Thursday, April 08, 2021

HOW IT STARTED/HOW IT'S GOING

Townhall's Kurt Schlichter loved capitalism...



Until ...



Kurt writes:
Old habits die hard, and now it’s time for the GOP’s habitual support of big business to die, and to die hard.

Look around – the corporations have decided it’s a great time to use their power against us. There used to be a kind of gentleman’s agreement – they stay out of our business and we stay out of theirs.

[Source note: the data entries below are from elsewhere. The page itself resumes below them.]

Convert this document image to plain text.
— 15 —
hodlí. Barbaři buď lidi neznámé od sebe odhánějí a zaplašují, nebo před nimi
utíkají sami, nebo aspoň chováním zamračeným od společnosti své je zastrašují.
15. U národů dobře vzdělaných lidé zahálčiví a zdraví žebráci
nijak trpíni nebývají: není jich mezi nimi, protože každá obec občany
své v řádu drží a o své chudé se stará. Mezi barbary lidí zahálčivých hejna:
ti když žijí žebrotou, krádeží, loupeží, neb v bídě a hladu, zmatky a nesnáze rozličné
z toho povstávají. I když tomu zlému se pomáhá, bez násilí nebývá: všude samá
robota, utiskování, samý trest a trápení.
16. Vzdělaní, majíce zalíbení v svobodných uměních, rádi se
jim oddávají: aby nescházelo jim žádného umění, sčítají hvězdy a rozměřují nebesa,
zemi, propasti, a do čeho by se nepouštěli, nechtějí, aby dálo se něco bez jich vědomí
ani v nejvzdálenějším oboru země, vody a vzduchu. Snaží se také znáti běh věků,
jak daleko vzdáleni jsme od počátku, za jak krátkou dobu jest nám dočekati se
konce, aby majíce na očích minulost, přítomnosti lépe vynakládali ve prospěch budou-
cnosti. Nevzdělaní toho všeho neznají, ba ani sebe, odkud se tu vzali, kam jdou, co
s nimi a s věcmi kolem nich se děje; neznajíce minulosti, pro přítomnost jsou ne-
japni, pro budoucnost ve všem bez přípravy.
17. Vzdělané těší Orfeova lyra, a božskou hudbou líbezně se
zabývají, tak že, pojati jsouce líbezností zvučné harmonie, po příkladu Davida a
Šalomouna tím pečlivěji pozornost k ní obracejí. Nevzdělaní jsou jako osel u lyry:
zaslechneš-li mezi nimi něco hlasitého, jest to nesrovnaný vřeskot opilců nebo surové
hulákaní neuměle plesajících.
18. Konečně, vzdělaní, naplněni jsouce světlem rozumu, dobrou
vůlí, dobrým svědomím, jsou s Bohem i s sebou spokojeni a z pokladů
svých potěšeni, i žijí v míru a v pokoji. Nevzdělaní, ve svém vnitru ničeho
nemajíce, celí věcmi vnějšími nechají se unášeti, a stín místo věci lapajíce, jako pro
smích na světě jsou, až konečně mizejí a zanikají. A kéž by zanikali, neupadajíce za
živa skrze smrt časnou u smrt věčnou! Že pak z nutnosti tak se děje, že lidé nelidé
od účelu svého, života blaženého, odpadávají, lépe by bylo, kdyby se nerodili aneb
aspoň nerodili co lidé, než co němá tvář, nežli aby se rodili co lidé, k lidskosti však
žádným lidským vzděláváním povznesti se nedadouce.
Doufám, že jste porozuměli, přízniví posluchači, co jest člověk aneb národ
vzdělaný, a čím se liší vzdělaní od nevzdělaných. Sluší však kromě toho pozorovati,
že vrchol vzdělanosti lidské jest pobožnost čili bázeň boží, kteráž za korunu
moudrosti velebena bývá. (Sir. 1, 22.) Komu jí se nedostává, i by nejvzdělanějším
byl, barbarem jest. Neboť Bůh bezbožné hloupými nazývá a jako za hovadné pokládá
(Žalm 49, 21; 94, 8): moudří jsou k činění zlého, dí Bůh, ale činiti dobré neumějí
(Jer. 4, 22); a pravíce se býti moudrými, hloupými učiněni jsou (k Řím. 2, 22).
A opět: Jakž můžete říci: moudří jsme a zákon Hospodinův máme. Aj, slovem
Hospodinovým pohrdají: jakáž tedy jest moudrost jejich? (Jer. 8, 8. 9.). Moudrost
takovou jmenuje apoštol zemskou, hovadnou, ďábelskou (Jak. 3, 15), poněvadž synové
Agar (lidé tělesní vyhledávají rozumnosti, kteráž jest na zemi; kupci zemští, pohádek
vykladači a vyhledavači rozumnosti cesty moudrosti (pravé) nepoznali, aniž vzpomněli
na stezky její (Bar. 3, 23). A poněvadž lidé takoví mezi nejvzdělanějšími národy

But they broke that agreement. They decided to go all in. And it’s no coincidence that the political positions they have taken conform exactly to those of the Democrat Party. So, the hell with them.
(Stops reading, looks up corporate political action committees.)
... The companies were never with us culturally – they wanted fewer regs, lower taxes, open borders, and docile workers. They didn’t care about social issues. They stayed out of it. But a few decades ago, when those icky evangelicals and others who actually worshipped something besides the almighty dollar showed up, the corporate types got restless. After all, it made for awkward convos at the country club when you were allied with the Jesus gun people from out there in Americaland. So, today, they have intervened in favor of our enemies, but they expect us to sit back and pretend it’s 1987.

Why did they go with the liberal establishment? Because that’s who the multinational bigwigs are, and always have been. It’s always about class, and the class these robber barons circulated within looks down on regular Americans
Back in 1987, did Schlichter somehow overlook the fact that "multinational bigwigs" tend not to be churchgoing gun owners living in shotgun shacks in rural Texas? Was this information concealed from him as part of a sinister plot to deceive him about the nature of capitalism?

No. He always knew, and he had no problem with it. He mocked other people who thought capitalists had too much power. Let them have whatever they want! They're capitalists! They've earned it!

Until the moment when they started using their power to do stuff he doesn't like. Then it suddenly became time to smash The System.

I sometimes see Schlichter on social media complaining about "crony capitalism," which is a term that has an actual meaning, but not the way Schlichter applies it. To Schlichter, "crony capitalism" is "capitalism acting in the interests of people I don't like."

Sorry that the superficial but occasionally consequential interest in social responsibility on the part of large corporations upsets you, Kurt. But you should have seen the potential for this in 1987.